Improving Administrative Data Clean Up (pgcleanup.py vs cleanup_datasets.py)
I have been running a Galaxy server for our sequencing researchers for a while now and it's become increasingly successful. The biggest resource challenge for us has been, and continues to be disk space. As such, I'd like to implement some additional cleanup scripts. I thought I run a few questions by this list before I got too far into things. In general, I'm wondering how to implement updates/additions to the cleanup system that will be in line with the direction that the Galaxy project is headed. The pgcleanup.py script is the newest piece of code in this area (and even adds cleanup of exported histories, which are absent from the older cleanup scripts). Also, the pgcleanup.py script uses a "cleanup_event" table that I don't believe is used by the older cleanup_datasets.py script. However, the new pgcleanup.py script only works for Postgres, and worse, only for version 9.1+. I run my system on RedHat (CentOS) and thus we use version 8.4 of Postgres. Are there plans to support other databases or older versions of Postgres? I'd like to implement a script to delete (set the deleted flag) for certain datasets (e.g. raw data imported from our archive, for old, inactive users, etc.). I'm wondering if it would make sense to try and extend pgcleanup.py or cleanup_datasets.py. Or perhaps it would be best to just implement a separate script, though that seems like I'd have to re-implement a lot of boilerplate code for configuration reading, connections, logging, etc. Any tips on generally acceptable (supported) procedures for marking a dataset as deleted? Of course, I'll make any of the enhancements available (and would be happy to submit pull requests if there is interest). -- Lance Parsons - Scientific Programmer 134 Carl C. Icahn Laboratory Lewis-Sigler Institute for Integrative Genomics Princeton University
On Mar 22, 2013, at 11:56 AM, Lance Parsons wrote:
I have been running a Galaxy server for our sequencing researchers for a while now and it's become increasingly successful. The biggest resource challenge for us has been, and continues to be disk space. As such, I'd like to implement some additional cleanup scripts. I thought I run a few questions by this list before I got too far into things.

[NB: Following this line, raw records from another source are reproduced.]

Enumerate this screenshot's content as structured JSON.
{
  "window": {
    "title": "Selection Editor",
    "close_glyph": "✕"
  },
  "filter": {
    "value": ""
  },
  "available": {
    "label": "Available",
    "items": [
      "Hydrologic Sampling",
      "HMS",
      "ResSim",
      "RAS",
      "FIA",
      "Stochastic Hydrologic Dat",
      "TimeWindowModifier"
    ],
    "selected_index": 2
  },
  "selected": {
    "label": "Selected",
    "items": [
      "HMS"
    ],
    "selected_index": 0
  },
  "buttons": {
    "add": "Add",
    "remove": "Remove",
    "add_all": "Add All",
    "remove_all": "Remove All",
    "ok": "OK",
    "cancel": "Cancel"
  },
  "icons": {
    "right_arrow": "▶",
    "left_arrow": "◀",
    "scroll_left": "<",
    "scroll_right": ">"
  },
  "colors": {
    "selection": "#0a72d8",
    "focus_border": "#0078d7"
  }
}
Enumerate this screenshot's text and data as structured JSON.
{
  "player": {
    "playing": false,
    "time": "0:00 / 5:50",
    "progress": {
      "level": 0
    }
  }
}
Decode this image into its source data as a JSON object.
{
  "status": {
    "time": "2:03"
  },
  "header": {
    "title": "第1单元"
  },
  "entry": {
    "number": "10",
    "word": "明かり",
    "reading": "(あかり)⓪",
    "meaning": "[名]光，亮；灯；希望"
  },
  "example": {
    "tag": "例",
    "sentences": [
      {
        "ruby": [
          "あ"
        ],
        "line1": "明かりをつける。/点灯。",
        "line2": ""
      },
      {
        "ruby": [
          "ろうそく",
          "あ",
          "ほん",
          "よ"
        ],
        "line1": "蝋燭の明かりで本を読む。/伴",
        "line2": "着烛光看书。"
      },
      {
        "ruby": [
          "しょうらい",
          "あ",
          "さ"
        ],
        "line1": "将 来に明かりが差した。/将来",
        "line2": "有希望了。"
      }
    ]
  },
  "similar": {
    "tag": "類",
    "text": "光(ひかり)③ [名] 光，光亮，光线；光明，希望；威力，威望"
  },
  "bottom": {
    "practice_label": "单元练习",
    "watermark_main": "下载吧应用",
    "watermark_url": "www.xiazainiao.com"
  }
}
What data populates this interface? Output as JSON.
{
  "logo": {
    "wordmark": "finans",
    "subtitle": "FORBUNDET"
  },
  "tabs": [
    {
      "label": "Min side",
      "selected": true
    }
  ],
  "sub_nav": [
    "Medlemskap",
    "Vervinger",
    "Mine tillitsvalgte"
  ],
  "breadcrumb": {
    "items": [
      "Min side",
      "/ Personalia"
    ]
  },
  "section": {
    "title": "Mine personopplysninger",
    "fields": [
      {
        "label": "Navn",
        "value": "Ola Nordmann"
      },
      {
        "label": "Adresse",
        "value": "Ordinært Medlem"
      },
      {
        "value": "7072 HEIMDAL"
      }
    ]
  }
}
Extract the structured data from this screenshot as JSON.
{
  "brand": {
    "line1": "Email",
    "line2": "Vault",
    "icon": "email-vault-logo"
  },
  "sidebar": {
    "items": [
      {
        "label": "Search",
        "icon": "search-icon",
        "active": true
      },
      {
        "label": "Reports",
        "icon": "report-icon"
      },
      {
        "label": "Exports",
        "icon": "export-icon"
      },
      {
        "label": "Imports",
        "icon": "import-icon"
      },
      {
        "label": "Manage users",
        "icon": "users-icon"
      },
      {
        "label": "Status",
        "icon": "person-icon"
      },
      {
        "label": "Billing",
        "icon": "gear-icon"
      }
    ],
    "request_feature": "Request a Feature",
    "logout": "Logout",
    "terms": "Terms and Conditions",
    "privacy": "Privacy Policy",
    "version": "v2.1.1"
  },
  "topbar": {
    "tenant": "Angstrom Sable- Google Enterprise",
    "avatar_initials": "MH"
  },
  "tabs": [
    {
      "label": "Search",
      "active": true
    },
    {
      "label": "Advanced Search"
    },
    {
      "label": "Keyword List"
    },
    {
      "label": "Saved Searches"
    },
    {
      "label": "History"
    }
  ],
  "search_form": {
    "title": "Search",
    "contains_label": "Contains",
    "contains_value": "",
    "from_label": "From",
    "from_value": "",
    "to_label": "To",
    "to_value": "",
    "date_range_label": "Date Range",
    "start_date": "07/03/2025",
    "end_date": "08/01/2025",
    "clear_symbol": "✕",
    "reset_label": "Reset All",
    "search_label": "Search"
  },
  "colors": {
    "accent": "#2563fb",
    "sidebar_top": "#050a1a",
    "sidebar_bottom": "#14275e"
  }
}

In general, I'm wondering how to implement updates/additions to the cleanup system that will be in line with the direction that the Galaxy project is headed. The pgcleanup.py script is the newest piece of code in this area (and even adds cleanup of exported histories, which are absent from the older cleanup scripts). Also, the pgcleanup.py script uses a "cleanup_event" table that I don't believe is used by the older cleanup_datasets.py script. However, the new pgcleanup.py script only works for Postgres, and worse, only for version 9.1+. I run my system on RedHat (CentOS) and thus we use version 8.4 of Postgres. Are there plans to support other databases or older versions of Postgres?
Hi Lance, pgcleanup.py makes extensive use of Writable CTEs, so there is not really a way to port it to older versions. For 8.4 or MySQL, you can still use the older cleanup_datasets.py.
I'd like to implement a script to delete (set the deleted flag) for certain datasets (e.g. raw data imported from our archive, for old, inactive users, etc.). I'm wondering if it would make sense to try and extend pgcleanup.py or cleanup_datasets.py. Or perhaps it would be best to just implement a separate script, though that seems like I'd have to re-implement a lot of boilerplate code for configuration reading, connections, logging, etc. Any tips on generally acceptable (supported) procedures for marking a dataset as deleted?
You could probably reuse a lot of the code from either of the cleanup scripts for this. Thanks, --nate
Of course, I'll make any of the enhancements available (and would be happy to submit pull requests if there is interest).
-- Lance Parsons - Scientific Programmer 134 Carl C. Icahn Laboratory Lewis-Sigler Institute for Integrative Genomics Princeton University
___________________________________________________________ Please keep all replies on the list by using "reply all" in your mail client. To manage your subscriptions to this and other Galaxy lists, please use the interface at: http://lists.bx.psu.edu/
To search Galaxy mailing lists use the unified search at: http://galaxyproject.org/search/mailinglists/
On Mar 22, 2013, at 11:56 AM, Lance Parsons wrote:
I have been running a Galaxy server for our sequencing researchers for a while now and it's become increasingly successful. The biggest resource challenge for us has been, and continues to be disk space. As such, I'd like to implement some additional cleanup scripts. I thought I run a few questions by this list before I got too far into things.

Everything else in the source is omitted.